BBSNews.id – Langkat-Pagelaran Budaya 2023 yang digelar Dinas Pariwisata dan Kebudayaan (Disparbud) Kabupaten Langkat, di Taman Budaya T.Amir Hamzah, Stabat pada13- 14 Desember 2023 lalu, banyak mendapat apresiasi dan acungan jempol.
Selain kegiatan menampilkan seni dan budaya dari 14 etnis yang ada di Kabupaten Langkat. Event ini juga menampilkan ragam budaya Nias yang cukup mendapat perhatian pengunjung dan dinilai kegitaan ini patut digelar dalam waktu mendatang.
Gofie (37), salah seorang warga yang berasal dari etnis Nias, melalui kegiatan digagas Dinas Pariwisata diperantauan seakan tinggal dan berada daerahnya sendiri untuk melihat kembali pertunjukkan seni dan budayanya.
“Ya, senang sekali.
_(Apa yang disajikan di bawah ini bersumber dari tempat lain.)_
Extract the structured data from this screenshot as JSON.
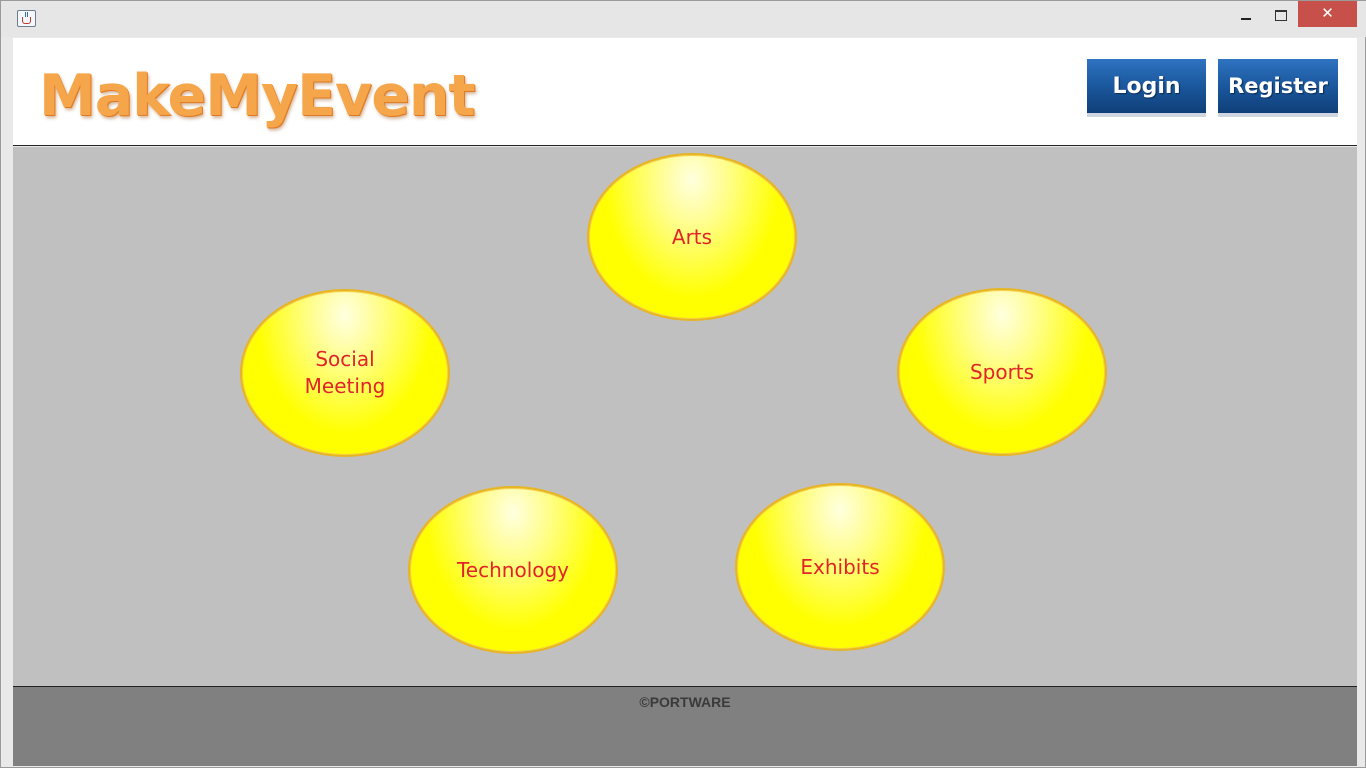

Walaupun berada di tanah Melayu, Langkat, tapi masih bisa melihat seni dan budaya Nias,” ujarnya sambil mengacungkan jempolnya.
TARI BALI: Salah satu seni dan tari- tarianBali juga ikut menarik perhatian pengunjung di Taman Budaya T Amir Hamzah Stabat.
Untuk diketahui, Nias adalah salah satu suku/ etnis yang ada dan berdiam di Kabupaten Langkat. Masyarakat Nias yang ada di negeri bertuah itu berhimpun ke dalam komunitas HIMNI (Himpunan Masyarakat Nias Indonesia) Kabupaten Langkat dan mereka mengaku bangga di Langkat.
Hal ini dibuktikan saat pelantikan pengurus HIMNI Kabupaten Langkat periode 2023- 2027 di Jentera Malay Rumah Dinas Bupati Langkat, masyarakat Nias Kabupaten Langkat itu dengan penuh semangat menyampaikan aspirasinya untuk mendukung Plt. Bupati Langkat, H. Syah Afandin ( Ondim) agar memimpin kembali Kabupaten Langkat di periode 2024-2029.
Bahkan, dalam kesempatan itu, Ondim sapaan untuk Plt Bupati itu diberi anugerah gelar yang terhormat Tuha Sondoro Sihonoyang, bermakna sebagai Pemimpin Yang Mengayomi Rakyatnya.
Dari pantauan wartawan pada hari kedua Gebyar Budaya 2023, di Taman Budaya T Amir Hamzah Kamis (14/12/2023), puluhan orang warga Nias datang untuk melihat penampilan seni dan budaya Nias di even tersebut.
BERSAMA: Masyarakat Nias yang tergabung dalam HIMNI Kabupaten Langkat foto bersama sebelum tampil di panggung hiburan Taman Budaya T. Amir Hamzah, Stabat.
Mereka pun memuji Plt Bupati beserta Kadis Pariwisata dan Mebudayaan Kabupaten Langkat yang tetap berupaya untuk melestarikan seni, adat dan budaya semua suku dan etnis yang hidup di Kabupaten Langkat.
Selain seni dan budaya Nias, seni dan tari- tarian Bali juga ikut menarik perhatian para pengunjung. Seperti tari Dewi Shinta dan Rahwana yang menceritakan tentang upaya dan perjuangan Dewi Shinta saat melepaskan diri dari cengkraman Rahwana.
Karena itu, tak mengherankan jika selesai pertunjukan, Kadis Pariwisata dan Kebudayaan Kabupaten Langkat, Hj. Nur Elly Heriani Rambe, MM pun langsung datang menghampiri para penari dan mengajaknya foto bersama.
Hal ini menunjukkan bahwa suku/ etnis Bali juga ada di Kabupaten Langkat dan menunjukkan bahwa Kabupaten Langkat memang heterogen dan kaya dengan seni dan adat budaya dan memiliki misi dn visi sebagai kabupaten Langkat yang religius. (Suk/Bd).